My mother btw cried all the time during the ceremony. Her father, hit by a bus one month earlier, had just passed away. They married nonetheless. The war had just ended and people were eager to live, which is why we are the boomer generation, it is well known]
Trying so hard to rearrange my den I’ve fought against my nature and have gone to Ikea.
Ikea, to me, is biggest pain in the … neck ever. I have bought two big bookcases and have assembled them at home yesterday. Oh it takes a real engineer to do it, not a computer systems engineer, a ridiculous creature who deals with immaterial rationality and invisible bits.
Ikea being such a pain I decided to treat myself like a royalty before going.
1) I bought aanother New Testament both in Greek and in Latin;
2) Bought Dante’s Comedy translated to English by Allen Mandelbaum;
3) I called Marina, my medicine.
“Hey Marina, come have lunch with me, will you?”
“Ciao professore. Sì evviva! Villa Borghese va bene?” [Hi teacher. Wow yes! Villa Borghese ok?]
Brown hair, brown eyes, very outspoken, Marina is a beaming Italian beauty and the Sabrina Ferilli type of Roman woman (see the Roman actress on the left.)
But what most counts to me is that she’s been one of the best, most devoted, most sympathetic IT pupils I’ve ever had in the course of the last 15 years. There’s tons of affection & respect between us.
Flavia, the character in our last dialogues, is 60% my wife but 40% Marina.
The two are similar and, if my wife is a bit closer to Minerva and Juno, Marina has among the rest this special quality my wife hasn’t:
She laughs the Roman laughter, one of the best specimen I’ve ever heard, no kidding.
Flavia’s ancient Roman laughter is heard in the room. It is loud, slightly crass but luminous, as it should be and as I hope it will ever ever be in the future, somewhat like a sympathetic, warm BIG HUG to the world.
[my mother laughed in the same way btw]
During a sunlit lunch at Villa Borghese, with umbrella pine trees majestically surrounding us (see Villa Borghese at the page head,) in front of a sumptuous tray of mixed antipasti – fusilli, olives, tomatoes, mozzarella, parmisan etc., washed down with full bodied Chianti – we kept on chatting cheerfully while both vino and ver sacrum (sacred spring) were intoxicating the air bit by bit.

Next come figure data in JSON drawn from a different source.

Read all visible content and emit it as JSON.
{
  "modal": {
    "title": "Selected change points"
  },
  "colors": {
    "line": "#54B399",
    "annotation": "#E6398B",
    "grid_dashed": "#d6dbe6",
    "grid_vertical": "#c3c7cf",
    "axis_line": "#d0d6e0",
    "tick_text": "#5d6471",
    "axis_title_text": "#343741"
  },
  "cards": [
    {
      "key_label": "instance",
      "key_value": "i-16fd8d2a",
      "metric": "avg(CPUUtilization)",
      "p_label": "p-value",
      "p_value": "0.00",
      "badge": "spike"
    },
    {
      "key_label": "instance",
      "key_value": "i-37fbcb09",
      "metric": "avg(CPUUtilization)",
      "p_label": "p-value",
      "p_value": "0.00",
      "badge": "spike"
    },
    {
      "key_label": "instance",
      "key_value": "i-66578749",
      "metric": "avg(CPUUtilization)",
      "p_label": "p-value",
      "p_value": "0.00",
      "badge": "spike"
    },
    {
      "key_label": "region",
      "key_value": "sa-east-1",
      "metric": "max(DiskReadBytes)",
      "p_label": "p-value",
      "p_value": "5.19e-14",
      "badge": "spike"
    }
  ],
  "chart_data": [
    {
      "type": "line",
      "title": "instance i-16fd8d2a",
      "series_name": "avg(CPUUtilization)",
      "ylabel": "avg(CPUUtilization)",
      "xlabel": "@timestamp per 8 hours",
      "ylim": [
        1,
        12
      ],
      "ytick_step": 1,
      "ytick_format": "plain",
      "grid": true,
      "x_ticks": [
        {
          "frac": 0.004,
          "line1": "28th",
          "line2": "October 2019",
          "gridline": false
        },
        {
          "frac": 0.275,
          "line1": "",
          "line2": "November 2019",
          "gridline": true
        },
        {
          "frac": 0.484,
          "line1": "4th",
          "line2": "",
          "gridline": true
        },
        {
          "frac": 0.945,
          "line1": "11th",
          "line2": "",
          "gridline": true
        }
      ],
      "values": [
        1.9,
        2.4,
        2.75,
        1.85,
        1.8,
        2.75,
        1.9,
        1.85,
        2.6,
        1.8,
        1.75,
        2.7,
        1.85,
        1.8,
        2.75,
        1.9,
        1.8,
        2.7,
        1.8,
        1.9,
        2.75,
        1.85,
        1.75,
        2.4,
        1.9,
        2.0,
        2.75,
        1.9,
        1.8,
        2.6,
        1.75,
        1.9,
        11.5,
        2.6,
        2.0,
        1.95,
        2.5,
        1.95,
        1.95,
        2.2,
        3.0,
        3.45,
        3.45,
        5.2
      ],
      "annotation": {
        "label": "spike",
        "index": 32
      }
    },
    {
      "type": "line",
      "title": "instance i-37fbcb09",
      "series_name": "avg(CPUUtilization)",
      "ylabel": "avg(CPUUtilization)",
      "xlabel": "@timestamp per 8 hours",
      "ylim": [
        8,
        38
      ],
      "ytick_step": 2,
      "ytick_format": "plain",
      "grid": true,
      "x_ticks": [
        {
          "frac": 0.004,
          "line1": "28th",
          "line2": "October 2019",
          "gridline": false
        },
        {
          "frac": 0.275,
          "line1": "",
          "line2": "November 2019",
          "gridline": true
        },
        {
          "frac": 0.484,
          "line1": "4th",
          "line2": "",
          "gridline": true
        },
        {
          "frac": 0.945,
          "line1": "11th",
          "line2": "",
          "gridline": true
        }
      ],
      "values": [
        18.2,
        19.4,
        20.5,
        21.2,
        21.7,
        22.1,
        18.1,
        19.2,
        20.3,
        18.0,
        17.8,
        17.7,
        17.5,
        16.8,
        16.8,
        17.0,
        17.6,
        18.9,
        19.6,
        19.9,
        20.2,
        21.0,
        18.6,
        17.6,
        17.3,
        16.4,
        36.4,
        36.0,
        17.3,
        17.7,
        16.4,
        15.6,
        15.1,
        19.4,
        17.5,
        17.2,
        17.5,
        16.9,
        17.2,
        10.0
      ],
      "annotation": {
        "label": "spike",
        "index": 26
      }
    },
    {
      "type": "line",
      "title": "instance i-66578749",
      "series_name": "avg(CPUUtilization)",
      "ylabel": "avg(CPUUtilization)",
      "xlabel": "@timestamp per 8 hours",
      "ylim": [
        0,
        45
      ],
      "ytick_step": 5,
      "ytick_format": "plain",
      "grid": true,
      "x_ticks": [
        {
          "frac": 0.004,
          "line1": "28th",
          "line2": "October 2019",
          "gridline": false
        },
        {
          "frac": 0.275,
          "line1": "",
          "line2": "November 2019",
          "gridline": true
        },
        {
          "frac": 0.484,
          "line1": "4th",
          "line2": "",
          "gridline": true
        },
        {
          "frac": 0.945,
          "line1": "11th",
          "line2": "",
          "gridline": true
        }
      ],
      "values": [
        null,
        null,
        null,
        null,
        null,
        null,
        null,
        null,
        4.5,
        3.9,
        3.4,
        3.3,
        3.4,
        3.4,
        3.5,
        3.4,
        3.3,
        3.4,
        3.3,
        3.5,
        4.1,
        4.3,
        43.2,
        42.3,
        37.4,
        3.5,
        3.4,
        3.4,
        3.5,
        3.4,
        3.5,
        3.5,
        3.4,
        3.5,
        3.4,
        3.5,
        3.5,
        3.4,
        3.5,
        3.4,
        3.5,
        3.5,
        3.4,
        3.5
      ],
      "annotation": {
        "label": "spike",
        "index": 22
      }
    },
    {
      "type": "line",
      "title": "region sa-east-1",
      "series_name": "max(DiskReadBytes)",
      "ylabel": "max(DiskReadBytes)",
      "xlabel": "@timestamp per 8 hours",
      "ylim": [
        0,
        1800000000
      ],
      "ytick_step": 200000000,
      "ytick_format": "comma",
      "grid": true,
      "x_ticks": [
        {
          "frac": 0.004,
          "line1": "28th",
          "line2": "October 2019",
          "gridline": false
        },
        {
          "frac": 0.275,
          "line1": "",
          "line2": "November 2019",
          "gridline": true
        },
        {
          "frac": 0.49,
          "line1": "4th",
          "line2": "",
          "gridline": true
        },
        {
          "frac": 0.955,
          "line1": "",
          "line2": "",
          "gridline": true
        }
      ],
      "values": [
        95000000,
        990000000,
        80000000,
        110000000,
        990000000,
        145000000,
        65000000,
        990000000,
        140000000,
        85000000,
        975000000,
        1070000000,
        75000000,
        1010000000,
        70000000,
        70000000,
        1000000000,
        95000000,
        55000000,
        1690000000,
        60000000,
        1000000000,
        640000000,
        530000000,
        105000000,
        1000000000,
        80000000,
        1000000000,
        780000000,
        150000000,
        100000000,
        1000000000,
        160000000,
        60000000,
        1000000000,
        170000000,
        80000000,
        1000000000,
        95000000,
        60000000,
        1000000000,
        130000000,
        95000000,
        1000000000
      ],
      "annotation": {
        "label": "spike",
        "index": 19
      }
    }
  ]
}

When the right time arrived I took my cell phone out of my jacket and started to play the moron (I’m good at that, you know.)
And then it happened.
Especially, she laughed.
Well, not one of her best laughs – she saw I was there with my cell phone – yet a sound, sympathetic Roman laughter which is revealing a bit of our city’s culture with all its pros and cons (any laughter being revealing of any culture, ça va sans dire.)